Molecular dynamics integrator for rotational motion.

A velocity Verlet algorithm using quaternions is implemented to tackle rotational motion. See [27] for the method and [3] for the quaternion components indexing used here. A random torque and a friction term are added to provide the constant NVT conditions.

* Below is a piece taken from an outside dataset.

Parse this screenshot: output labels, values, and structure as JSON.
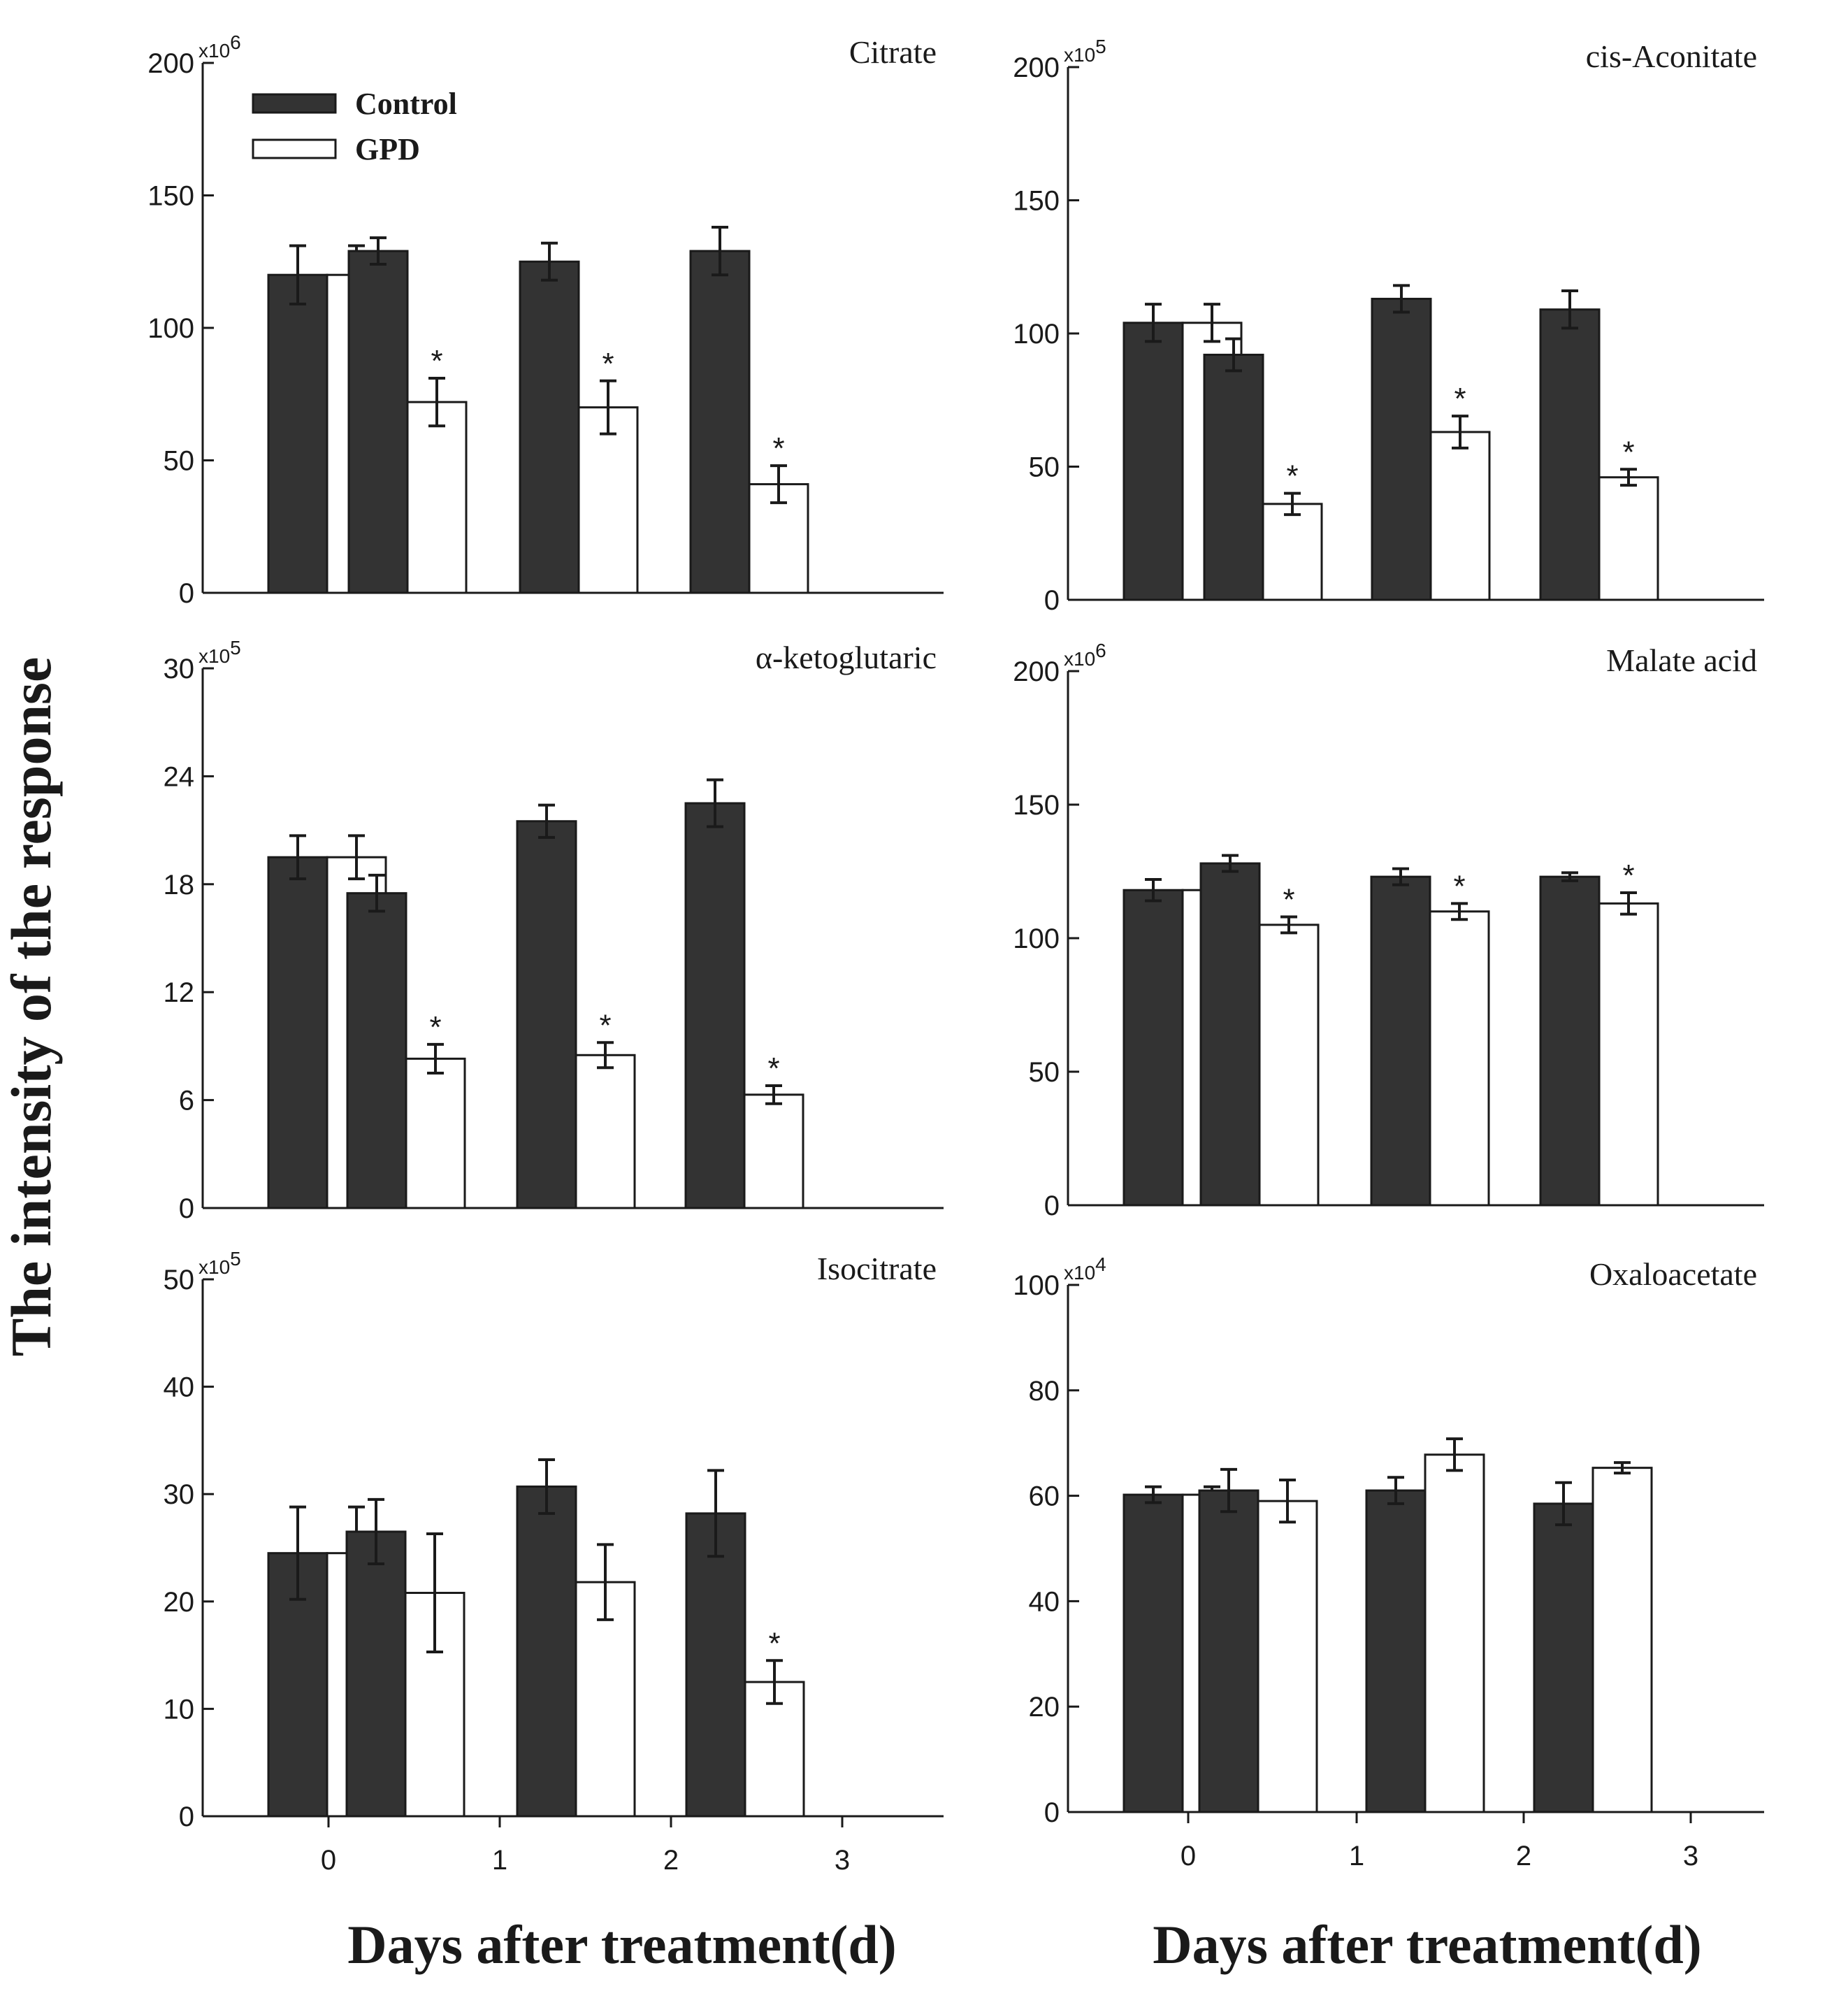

Due to this feature all particles are treated as 3D objects with 3 translational and 3 rotational degrees of freedom if ROTATION is compiled in.

Definition in file rotation.cpp.

Function Documentation

convert_initial_torques()

void convert_initial_torques

(

const ParticleRange &

particles

)

Convert torques to the body-fixed frame before the integration loop.

Definition at line 188 of file rotation.cpp.

References convert_torque_to_body_frame_apply_fix().

Referenced by System::System::integrate().

convert_torque_propagate_omega()

void convert_torque_propagate_omega	(	Particle &	p,
		double	time_step
	)

Definition at line 159 of file rotation.cpp.

References Particle::can_rotate(), convert_torque_to_body_frame_apply_fix(), Particle::omega(), Particle::rinertia(), and Particle::torque().

Referenced by velocity_verlet_rotator_2().

define_Qdd()

static void define_Qdd ( Particle const &  p, Utils::Quaternion< double > &  Qd, Utils::Quaternion< double > &  Qdd, Utils::Vector3d &  S, Utils::Vector3d &  Wd  )

static

Calculate the derivatives of the quaternion and angular acceleration for a given particle.

See [39]. Please note that ESPResSo uses scalar-first notation for quaternions, while [39] uses scalar-last notation.

Parameters

[in]	p	Particle
[out]	Qd	First derivative of the particle quaternion
[out]	Qdd	Second derivative of the particle quaternion
[out]	S	Function of Qd and Qdd, used to evaluate the Lagrange parameter lambda
[out]	Wd	Angular acceleration of the particle

Definition at line 56 of file rotation.cpp.

References Particle::can_rotate_around(), Utils::Quaternion< T >::norm2(), Particle::omega(), Particle::quat(), Particle::rinertia(), and Particle::torque().

Referenced by propagate_omega_quat_particle().

propagate_omega_quat_particle()

void propagate_omega_quat_particle	(	Particle &	p,
		double	time_step
	)

See [31].

Propagate angular velocities and update quaternions on a particle.

Please note that ESPResSo uses scalar-first notation for quaternions, while [31] uses scalar-last notation.

For very high angular velocities (e.g. if the product of time_step with the largest component of p.omega() is superior to ~2.0) and for time_step superior or equal to unity, the calculation might fail.

Todo:

implement for fixed_coord_flag

Definition at line 125 of file rotation.cpp.

References Particle::can_rotate(), define_Qdd(), Utils::Quaternion< T >::identity(), Utils::mask(), Particle::omega(), Particle::quat(), and Particle::rotation().

Referenced by velocity_verlet_rotator_1().